Capital-area Investor Looks for Wealth Underfoot
Talk about your undergroundeconomy.
Local business exec Chuck Hansen, who sold his last company for a reported $100 million, is looking to make millions more with a new technology for detecting leaks in sewer pipes.
Hansen, who retired after selling Hansen Information Technologies in 2007, learned last year of a system that sends electronic current through pipes to spot leaks instead of the decades-old practice of running tiny closed-circuit TV cameras through the lines.
“It was love at first sight,” Hansen says of a system he says is much more reliable than the camera method.
He quickly acquired a majority stake in the technology and started up Electro Scan Inc.out of his Arden area offices that serve also as the “Track Shack” recording studio.

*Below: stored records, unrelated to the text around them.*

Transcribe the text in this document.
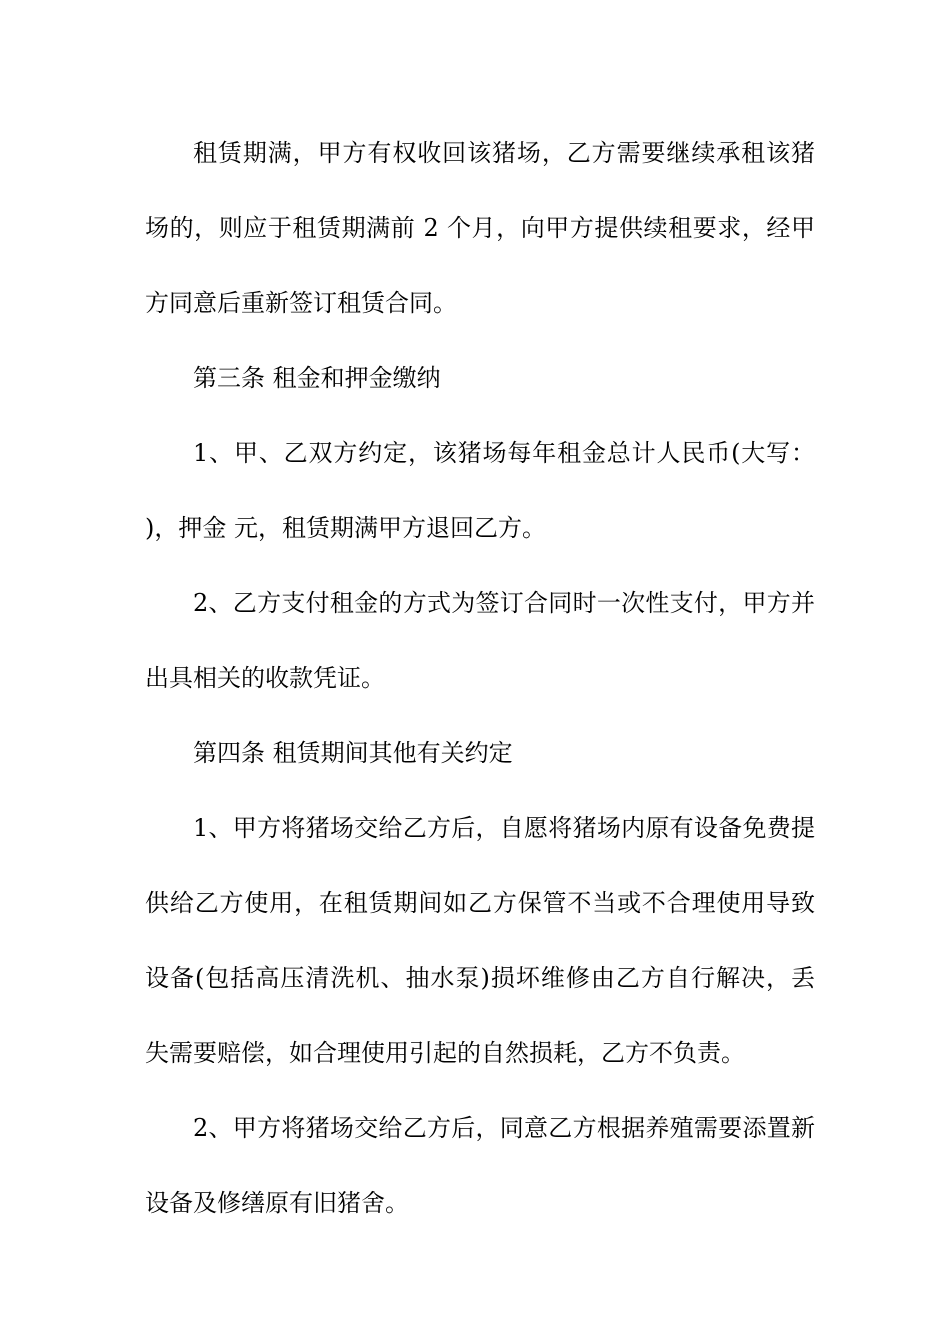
租赁期满，甲方有权收回该猪场，乙方需要继续承租该猪
场的，则应于租赁期满前 2 个月，向甲方提供续租要求，经甲
方同意后重新签订租赁合同。
第三条 租金和押金缴纳
1、甲、乙双方约定，该猪场每年租金总计人民币(大写：
)，押金 元，租赁期满甲方退回乙方。
2、乙方支付租金的方式为签订合同时一次性支付，甲方并
出具相关的收款凭证。
第四条 租赁期间其他有关约定
1、甲方将猪场交给乙方后，自愿将猪场内原有设备免费提
供给乙方使用，在租赁期间如乙方保管不当或不合理使用导致
设备(包括高压清洗机、抽水泵)损坏维修由乙方自行解决，丢
失需要赔偿，如合理使用引起的自然损耗，乙方不负责。
2、甲方将猪场交给乙方后，同意乙方根据养殖需要添置新
设备及修缮原有旧猪舍。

He has 16 employees now, is looking to double that number by the end of this year and reports international interest.
He’s projecting sales of $1 million the first year, much more later on.
“I think we might have something bigger than my last company,” he says.
Electro Scan has two products, both manufactured locally. One, priced at $15,000, is sold to plumbers and detects leaks in the “lateral” lines that run from a house to a sewer main.
A larger system, going for $75,000, is offered to municipal utilities for finding leaks in main lines.
As he’s always done, Hansen is finding a way to mix business with pleasure – specifically, with his love of playing saxophone. He traveled recently to Europe to drum up business for Electro Scan – and ended up performing with Tower of Power, the legendary R&B band, during a gig at La Cigale in Paris.